As the harsh credit environment begins to bite into the margins of credit retailers, The Foschini Group has turned to cash sales to survive the storm.

The group said yesterday that it increased cash sales by 15.9 percent in the year in March, and they contributed 42.2 percent to turnover.

The group, which trades under 17 brands including Foschini, Markham’s, American Swiss and Total Sports, said it had enhanced its credit risk management practices, which helped to grow credit sales by 5.7 percent.

“The credit environment has been very difficult but we think we have handled it well,” Foschini chief financial officer Ronnie Stein said.

Over the past few years Foschini had introduced and enhanced its credit risk management practices by drawing up tougher credit scorecards and checking up on credit bureau information on a monthly basis instead of a quarterly basis, Stein explained.

The tighter criteria in store card applications have resulted in the number of new credit accounts dropping by 10 percent.

In addition Foschini plans to increase the contribution of cash sales to total turnover to the point where they are equal to credit sales.

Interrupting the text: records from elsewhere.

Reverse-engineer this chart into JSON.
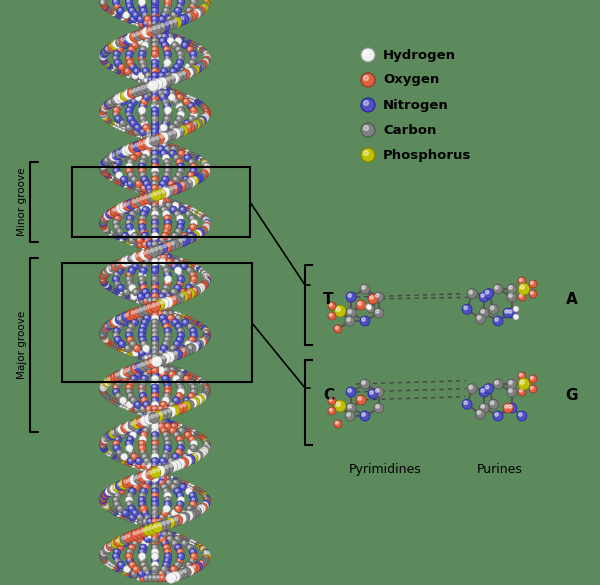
{
  "background_color": "#5c8a5c",
  "legend_items": [
    {
      "label": "Hydrogen",
      "color": "#f0f0f0",
      "edge": "#999999"
    },
    {
      "label": "Oxygen",
      "color": "#e06040",
      "edge": "#903020"
    },
    {
      "label": "Nitrogen",
      "color": "#5050c0",
      "edge": "#2020a0"
    },
    {
      "label": "Carbon",
      "color": "#808080",
      "edge": "#505050"
    },
    {
      "label": "Phosphorus",
      "color": "#c0c000",
      "edge": "#808000"
    }
  ],
  "minor_groove_label": "Minor groove",
  "major_groove_label": "Major groove",
  "base_labels_left": [
    "T",
    "C"
  ],
  "base_labels_right": [
    "A",
    "G"
  ],
  "base_group_labels": [
    "Pyrimidines",
    "Purines"
  ],
  "fig_width": 6.0,
  "fig_height": 5.85,
  "dpi": 100
}
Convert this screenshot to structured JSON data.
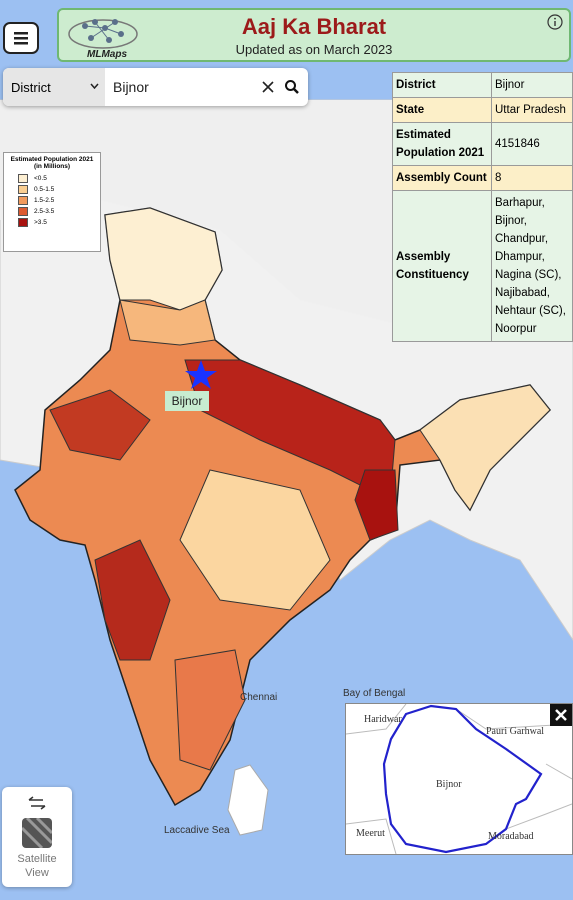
{
  "header": {
    "title": "Aaj Ka Bharat",
    "subtitle": "Updated as on March 2023",
    "logo": "MLMaps"
  },
  "search": {
    "filter": "District",
    "query": "Bijnor"
  },
  "info_table": {
    "rows": [
      [
        "District",
        "Bijnor"
      ],
      [
        "State",
        "Uttar Pradesh"
      ],
      [
        "Estimated Population 2021",
        "4151846"
      ],
      [
        "Assembly Count",
        "8"
      ],
      [
        "Assembly Constituency",
        "Barhapur, Bijnor, Chandpur, Dhampur, Nagina (SC), Najibabad, Nehtaur (SC), Noorpur"
      ]
    ]
  },
  "legend": {
    "title": "Estimated Population 2021 (in Millions)",
    "items": [
      {
        "label": "<0.5",
        "color": "#fdefd2"
      },
      {
        "label": "0.5-1.5",
        "color": "#fbcf92"
      },
      {
        "label": "1.5-2.5",
        "color": "#f29a5c"
      },
      {
        "label": "2.5-3.5",
        "color": "#dd5a30"
      },
      {
        "label": ">3.5",
        "color": "#a8120f"
      }
    ]
  },
  "map": {
    "marker_label": "Bijnor",
    "labels": [
      "Chennai",
      "Bay of Bengal",
      "Laccadive Sea"
    ]
  },
  "inset": {
    "labels": [
      "Haridwar",
      "Pauri Garhwal",
      "Bijnor",
      "Meerut",
      "Moradabad"
    ]
  },
  "satellite_button": "Satellite View"
}
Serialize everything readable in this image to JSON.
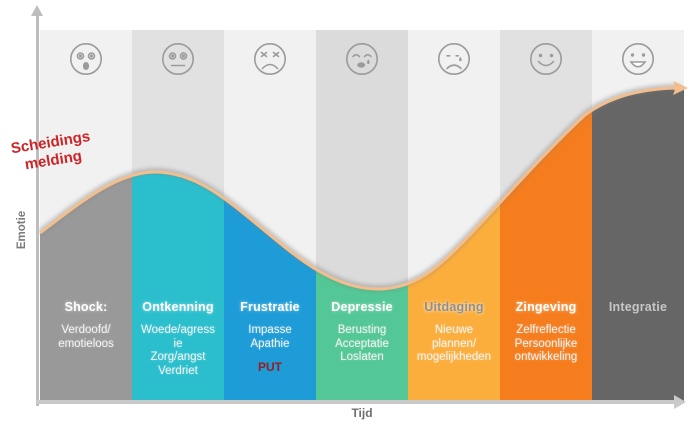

“Foschini has had a strategy for a number of years to increase the level of cash sales.

“In the current year it has gone up to 42 percent of our turnover, and in the next financial year we think it will get up to 45 percent. We are looking at a more equitable split of turnover between cash and credit [sales],” Stein said.

The group recorded a 9.8 percent increase in turnover to R14.2 billion and its diluted headline earnings a share grew 6 percent to R9.027.

The group’s gross margin in all categories was maintained while the operating margin from continuing operations reduced from 18.7 percent to 17.9 percent due to tight credit market conditions.

Foschini’s 120 stores outside South Africa grew turnover by 26 percent but they only account for only 3 percent of the group’s total turnover.

Stein added that the group planned to have between 280 and 300 stores in countries outside South Africa by 2018.

“We are in most of the southern African countries already. We have moved into Zambia, where we had two stores initially. Once we understood the country we started to expand our store base to about 20 stores, which are doing well,” Stein said.

The group will be opening five stores in Ghana and plans to expand into other countries such as Angola and Kenya.

“We think those would be easier places to trade in than Nigeria where we have two stores. We are not planning to expand in that country – it is such a big country and a difficult one to trade in, but we have to persevere because the market is huge with about 160 million people.

“We think once more shopping centres are built, it will be a big market for all South African retailers.”

During the year under review, the group opened 165 new stores, and increased its trading space by 6.1 percent. It plans to open 180 new stores in the year ahead.

The company’s share price gained 3.06 percent to close at R111 on the JSE yesterday.